誰にでも起こりうる、決して他人ごとではない今回のようなケース。人ごとではないような気がしてなりません。

◆重い腰を上げて行った久々の病院
ことの始まりは、1週間ほど前から続いた原因不明の体調不良でした。何より根岸さんを震え上がらせたのは、尿の色の異常な濃さだったといいます。「とにかく体が重くて、朝起きるのが苦痛で仕方なかったんです。ネットで検索すると『肝臓疾患』や『ガン』なんて不穏な言葉が並んでいて、生きた心地がしませんでした。
意を決して内科を受診したら、結果は『過労と脱水』。

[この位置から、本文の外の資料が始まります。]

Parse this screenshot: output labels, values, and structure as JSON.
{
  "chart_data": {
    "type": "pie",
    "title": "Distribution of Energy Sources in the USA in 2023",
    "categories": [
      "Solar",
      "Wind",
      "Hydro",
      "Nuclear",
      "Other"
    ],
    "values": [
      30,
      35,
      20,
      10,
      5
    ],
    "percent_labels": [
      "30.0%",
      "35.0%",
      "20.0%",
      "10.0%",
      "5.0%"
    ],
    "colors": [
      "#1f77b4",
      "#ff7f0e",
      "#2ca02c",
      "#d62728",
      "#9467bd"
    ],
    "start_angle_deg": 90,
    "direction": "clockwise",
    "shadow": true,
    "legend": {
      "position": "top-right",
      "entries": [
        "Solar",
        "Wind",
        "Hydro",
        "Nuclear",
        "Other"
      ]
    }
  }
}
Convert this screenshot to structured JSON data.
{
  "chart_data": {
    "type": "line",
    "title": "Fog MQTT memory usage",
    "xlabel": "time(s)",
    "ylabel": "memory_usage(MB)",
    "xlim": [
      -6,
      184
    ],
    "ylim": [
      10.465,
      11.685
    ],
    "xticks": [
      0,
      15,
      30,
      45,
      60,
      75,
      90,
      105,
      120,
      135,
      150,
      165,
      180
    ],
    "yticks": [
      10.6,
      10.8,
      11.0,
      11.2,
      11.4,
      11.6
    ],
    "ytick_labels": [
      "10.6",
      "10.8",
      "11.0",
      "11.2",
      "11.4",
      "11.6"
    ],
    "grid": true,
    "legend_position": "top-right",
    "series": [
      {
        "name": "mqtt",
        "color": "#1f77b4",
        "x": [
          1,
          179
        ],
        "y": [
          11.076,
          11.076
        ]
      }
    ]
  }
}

先生から『しっかり休めば大丈夫』と言われたときは、本当に膝の力が抜けるほどホッとしました」
安堵した根岸さんは、処方箋を手にクリニックの向かいにある調剤薬局へ向かいました。
金曜日の午後、待合室は立錐の余地もないほど混雑していましたが、この時の彼は「あとは薬をもらって寝るだけだ」と、穏やかな気持ちで順番を待っていたそうです。
◆聖域を侵食する「自称・博識老人」
しかし、その平穏は、隣に座った80歳前後の老人の一言によって無残に打ち砕かれます。老人は、根岸さんが手に持っていた処方箋を覗き込み、驚くべきボリュームで口を開きました。「お兄さん、その薬、疲労回復目的で出されたんだろ? だけどねぇ、甘く見ちゃいけないよ。うちの兄貴が全く同じ症状でね、最初は疲れだなんて言われてたんだが、一向に良くならなくて……。
結局、精密検査をしたら膀胱がんだったんだ。お兄さんもがんじゃねえか? 残尿感とか痛みはないのかい? 身内に同じようなのがいたもんだから」
静まり返った待合室に、老人のダミ声が響き渡ります。他の患者たちが一斉に根岸さんを「同情と好奇の目」で振り返りました。
「耳を疑いましたよ。こっちは医者に大丈夫だと言われて安心しているのに、見ず知らずの他人が『がんだ』なんて縁起でもないことを大声で……。